888 shares rose in morning trading as the gambling giant performed in line with market expectations despite costs from the acquisition of William Hill and compliance failures.
The gambling giant reported a pretax loss of £115.7m, swung from a £59m profit last year, due to costs associated with its June acquisition of William Hill.
On an adjusted basis, the firm’s pretax profit dropped 10 per cent, reflecting the increased interest costs following the acquisition.
However, while the William Hill takeover imposed additional costs, it allowed 888’s revenue to rocket 74 per cent to £1.2bn. Its adjusted earnings before interest, taxation, depreciation and amortisation also climbed 82 per cent due to the merger.
Lord Mendelsohn, executive chair of 888, commented: “The combination with William Hill transformed the Group and brought together two exceptional and complementary businesses to create one of the world’s leading betting and gaming businesses.”
The two firms merged last June, with 888 taking on William Hill’s 1400 betting shops as well as its online gaming brands. However, 888 took on a large amount of debt to finance the deal which has concerned investors.
Since then the company has been hit by scandals. In January the chief executive stepped down following an internal money laundering investigation into the firm’s Middle Eastern business. It expects to take a £25-30m hit due to the failings.
However, 888 also expects to recover some of the £56m of revenue from its Middle Eastern business which boosted its performance.
“Recent compliance issues in the Middle East were very disappointing, they have underlined the importance of our enhanced and proactive risk management framework,” Mendelsohn said.
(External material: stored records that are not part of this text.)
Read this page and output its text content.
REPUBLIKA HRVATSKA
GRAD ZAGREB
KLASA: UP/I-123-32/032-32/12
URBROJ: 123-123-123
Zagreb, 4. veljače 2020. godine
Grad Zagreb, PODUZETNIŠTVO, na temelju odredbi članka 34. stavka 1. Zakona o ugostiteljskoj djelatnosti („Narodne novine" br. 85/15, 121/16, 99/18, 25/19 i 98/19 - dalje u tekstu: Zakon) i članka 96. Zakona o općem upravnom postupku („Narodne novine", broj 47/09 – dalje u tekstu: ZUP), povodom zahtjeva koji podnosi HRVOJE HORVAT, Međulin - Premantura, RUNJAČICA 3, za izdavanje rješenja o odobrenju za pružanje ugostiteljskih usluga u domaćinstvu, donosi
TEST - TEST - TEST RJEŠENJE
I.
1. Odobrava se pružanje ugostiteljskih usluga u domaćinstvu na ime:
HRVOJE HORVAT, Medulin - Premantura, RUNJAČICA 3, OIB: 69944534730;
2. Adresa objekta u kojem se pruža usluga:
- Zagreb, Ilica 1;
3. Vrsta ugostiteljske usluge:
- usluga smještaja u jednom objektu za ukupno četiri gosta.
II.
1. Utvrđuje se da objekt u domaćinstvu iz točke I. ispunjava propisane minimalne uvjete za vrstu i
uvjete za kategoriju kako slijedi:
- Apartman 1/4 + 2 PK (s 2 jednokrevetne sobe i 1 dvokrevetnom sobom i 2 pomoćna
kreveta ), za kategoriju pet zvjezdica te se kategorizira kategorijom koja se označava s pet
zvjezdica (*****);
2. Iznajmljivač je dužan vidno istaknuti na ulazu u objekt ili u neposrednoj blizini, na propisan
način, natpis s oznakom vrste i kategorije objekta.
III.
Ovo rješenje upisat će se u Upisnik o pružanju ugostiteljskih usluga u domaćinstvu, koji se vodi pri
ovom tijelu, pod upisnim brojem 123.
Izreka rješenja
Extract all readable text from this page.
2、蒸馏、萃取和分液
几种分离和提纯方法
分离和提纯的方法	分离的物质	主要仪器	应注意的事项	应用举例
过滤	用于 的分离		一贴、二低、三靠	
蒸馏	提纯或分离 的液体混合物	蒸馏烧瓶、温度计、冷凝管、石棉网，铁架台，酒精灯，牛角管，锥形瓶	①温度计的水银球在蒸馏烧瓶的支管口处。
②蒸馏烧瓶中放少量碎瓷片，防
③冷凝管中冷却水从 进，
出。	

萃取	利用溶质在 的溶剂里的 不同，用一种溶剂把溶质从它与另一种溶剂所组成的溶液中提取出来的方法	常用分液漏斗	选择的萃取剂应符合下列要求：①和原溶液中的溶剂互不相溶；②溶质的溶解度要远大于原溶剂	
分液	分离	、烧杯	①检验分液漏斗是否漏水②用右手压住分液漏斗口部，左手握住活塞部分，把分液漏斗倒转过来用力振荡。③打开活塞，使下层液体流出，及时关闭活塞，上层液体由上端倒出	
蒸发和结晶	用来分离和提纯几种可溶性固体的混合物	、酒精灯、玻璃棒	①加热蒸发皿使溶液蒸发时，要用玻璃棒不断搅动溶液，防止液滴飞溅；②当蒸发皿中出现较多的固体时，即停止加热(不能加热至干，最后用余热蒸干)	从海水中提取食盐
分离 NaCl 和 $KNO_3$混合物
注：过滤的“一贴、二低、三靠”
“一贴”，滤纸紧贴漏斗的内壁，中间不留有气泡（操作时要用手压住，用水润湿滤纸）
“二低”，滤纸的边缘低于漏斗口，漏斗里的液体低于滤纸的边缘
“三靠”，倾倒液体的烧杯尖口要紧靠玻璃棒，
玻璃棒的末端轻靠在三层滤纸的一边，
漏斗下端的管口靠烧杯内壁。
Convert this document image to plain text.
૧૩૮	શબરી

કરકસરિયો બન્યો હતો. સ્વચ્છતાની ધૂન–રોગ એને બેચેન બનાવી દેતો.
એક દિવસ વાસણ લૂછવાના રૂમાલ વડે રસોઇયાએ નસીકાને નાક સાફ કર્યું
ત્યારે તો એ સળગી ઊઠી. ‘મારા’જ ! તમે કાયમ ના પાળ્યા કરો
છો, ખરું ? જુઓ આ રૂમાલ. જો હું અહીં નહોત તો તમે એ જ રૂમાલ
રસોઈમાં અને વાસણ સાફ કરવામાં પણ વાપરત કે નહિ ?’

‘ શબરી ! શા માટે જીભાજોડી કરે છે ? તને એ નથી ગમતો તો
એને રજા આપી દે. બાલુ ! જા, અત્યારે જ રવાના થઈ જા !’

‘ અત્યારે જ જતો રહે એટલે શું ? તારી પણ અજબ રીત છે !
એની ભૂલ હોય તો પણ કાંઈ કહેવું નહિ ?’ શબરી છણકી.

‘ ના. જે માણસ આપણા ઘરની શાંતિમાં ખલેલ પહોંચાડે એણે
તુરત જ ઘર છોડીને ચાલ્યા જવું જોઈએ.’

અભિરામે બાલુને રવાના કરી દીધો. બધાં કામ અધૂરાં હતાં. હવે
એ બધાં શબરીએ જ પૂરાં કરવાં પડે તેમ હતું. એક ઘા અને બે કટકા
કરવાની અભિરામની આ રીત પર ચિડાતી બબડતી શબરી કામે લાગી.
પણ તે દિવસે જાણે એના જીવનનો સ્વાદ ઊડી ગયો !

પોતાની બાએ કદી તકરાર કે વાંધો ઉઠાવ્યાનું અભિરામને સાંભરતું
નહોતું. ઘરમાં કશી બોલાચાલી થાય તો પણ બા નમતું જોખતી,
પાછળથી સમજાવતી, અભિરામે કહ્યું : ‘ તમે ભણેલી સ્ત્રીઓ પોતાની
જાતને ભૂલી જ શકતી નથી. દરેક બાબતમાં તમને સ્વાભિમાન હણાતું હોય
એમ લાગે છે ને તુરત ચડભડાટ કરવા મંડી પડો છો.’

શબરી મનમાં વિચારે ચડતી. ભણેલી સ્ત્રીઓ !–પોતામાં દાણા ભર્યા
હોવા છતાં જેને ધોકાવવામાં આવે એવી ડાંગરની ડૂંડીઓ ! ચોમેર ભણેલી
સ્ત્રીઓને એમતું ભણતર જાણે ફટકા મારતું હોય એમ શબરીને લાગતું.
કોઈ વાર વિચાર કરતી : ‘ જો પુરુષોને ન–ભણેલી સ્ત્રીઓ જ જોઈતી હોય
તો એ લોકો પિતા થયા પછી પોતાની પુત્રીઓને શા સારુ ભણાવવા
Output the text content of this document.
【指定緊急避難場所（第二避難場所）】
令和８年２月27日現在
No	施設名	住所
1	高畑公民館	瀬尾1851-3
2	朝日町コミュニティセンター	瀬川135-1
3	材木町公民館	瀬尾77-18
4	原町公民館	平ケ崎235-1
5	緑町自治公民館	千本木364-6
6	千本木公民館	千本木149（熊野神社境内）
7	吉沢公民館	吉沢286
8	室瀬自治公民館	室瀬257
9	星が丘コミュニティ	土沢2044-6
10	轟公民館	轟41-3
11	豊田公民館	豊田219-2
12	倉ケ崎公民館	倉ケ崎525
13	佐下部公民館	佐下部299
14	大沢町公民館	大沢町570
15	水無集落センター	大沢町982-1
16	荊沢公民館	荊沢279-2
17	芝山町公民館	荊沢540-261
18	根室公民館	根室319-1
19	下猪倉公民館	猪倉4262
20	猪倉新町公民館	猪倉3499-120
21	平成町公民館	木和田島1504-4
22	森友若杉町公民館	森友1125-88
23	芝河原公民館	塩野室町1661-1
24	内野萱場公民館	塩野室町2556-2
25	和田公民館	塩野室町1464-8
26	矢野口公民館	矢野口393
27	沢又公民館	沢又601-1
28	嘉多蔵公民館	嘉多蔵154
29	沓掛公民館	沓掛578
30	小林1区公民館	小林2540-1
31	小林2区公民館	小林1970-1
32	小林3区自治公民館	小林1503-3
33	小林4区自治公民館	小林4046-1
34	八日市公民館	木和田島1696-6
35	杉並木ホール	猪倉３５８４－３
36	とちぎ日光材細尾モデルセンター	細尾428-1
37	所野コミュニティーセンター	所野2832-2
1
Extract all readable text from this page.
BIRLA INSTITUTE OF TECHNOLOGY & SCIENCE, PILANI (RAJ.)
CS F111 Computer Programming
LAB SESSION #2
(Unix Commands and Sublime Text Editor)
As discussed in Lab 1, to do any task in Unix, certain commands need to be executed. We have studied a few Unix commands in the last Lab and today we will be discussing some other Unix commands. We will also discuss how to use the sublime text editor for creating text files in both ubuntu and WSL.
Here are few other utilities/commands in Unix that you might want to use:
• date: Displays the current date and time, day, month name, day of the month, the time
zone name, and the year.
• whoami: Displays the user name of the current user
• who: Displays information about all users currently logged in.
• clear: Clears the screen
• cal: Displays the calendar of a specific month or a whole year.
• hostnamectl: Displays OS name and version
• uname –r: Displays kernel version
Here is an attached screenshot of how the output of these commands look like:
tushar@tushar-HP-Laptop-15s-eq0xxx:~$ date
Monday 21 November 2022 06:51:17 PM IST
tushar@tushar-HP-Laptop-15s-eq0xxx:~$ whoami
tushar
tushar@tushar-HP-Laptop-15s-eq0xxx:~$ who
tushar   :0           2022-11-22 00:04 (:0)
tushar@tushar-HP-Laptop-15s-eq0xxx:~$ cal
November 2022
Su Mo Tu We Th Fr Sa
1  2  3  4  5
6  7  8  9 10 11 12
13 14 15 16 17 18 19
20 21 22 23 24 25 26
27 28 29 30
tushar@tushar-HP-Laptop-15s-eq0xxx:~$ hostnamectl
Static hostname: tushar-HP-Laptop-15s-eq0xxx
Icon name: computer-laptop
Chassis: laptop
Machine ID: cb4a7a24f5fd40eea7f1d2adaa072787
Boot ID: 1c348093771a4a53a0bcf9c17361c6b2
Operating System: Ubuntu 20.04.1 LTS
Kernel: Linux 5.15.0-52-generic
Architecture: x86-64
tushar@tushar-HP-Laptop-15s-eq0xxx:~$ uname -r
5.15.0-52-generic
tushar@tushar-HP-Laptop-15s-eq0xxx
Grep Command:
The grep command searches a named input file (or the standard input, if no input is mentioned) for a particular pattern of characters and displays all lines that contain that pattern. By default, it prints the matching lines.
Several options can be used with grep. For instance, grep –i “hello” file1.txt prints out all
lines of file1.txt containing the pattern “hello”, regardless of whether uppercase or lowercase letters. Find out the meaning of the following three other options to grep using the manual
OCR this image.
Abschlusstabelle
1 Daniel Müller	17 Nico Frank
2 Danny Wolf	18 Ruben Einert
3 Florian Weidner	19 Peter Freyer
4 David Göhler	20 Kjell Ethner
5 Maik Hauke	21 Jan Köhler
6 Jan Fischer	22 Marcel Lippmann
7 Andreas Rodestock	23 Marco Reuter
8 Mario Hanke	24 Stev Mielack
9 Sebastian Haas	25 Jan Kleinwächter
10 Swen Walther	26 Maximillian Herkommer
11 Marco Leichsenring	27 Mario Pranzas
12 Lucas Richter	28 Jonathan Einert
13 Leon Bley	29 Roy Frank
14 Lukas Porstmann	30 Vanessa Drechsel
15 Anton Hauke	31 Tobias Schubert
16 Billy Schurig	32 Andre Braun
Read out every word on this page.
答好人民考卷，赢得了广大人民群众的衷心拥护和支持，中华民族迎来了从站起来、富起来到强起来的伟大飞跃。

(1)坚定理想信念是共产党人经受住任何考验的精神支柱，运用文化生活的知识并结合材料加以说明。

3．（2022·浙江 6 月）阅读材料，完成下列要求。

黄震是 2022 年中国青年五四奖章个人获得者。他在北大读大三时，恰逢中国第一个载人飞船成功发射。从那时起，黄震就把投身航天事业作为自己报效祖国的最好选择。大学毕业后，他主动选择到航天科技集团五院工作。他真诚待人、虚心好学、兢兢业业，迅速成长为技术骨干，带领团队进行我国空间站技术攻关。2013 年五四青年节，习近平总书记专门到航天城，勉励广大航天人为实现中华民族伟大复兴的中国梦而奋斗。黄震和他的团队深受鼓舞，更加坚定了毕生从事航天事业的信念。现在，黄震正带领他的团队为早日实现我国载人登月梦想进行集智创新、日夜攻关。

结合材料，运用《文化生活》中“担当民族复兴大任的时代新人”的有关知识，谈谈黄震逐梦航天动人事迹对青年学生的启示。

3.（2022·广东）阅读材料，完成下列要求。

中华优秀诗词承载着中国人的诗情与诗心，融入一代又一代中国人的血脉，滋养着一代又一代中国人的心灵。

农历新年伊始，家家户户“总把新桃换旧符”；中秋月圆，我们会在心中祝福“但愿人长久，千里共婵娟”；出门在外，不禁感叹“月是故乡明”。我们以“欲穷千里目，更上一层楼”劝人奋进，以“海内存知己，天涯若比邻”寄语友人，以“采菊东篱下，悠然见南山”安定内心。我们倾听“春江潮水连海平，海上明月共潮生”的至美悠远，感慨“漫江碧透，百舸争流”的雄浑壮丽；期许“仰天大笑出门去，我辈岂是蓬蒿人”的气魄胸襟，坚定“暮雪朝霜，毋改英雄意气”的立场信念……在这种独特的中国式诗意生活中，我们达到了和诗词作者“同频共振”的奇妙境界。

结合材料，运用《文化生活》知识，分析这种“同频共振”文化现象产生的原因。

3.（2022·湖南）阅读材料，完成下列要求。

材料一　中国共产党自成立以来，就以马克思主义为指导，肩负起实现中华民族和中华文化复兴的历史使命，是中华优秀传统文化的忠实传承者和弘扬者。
Then, on March this year, 888 was fined £9.4m by UK authorities for failing to make adequate checks on whether some of its customers could afford to gamble during the pandemic.
The firm said it expects no further impact on its UK operations following the settlement with the Gambling Commission.
The gambling giant also issued an update on its performance in the first quarter of 2023. Revenue dropped five per cent year on year as revenue from its international business fell 11 per cent.
The firm is also reviewing whether it could sell “non-core assets” to help pay off its debts.
The board expects 2023 revenues to be lower than 2022 by a low to mid single digit percentage. However, adjusted EBITDA will be “significantly higher” as the firm attempts to build “sustainable revenues”.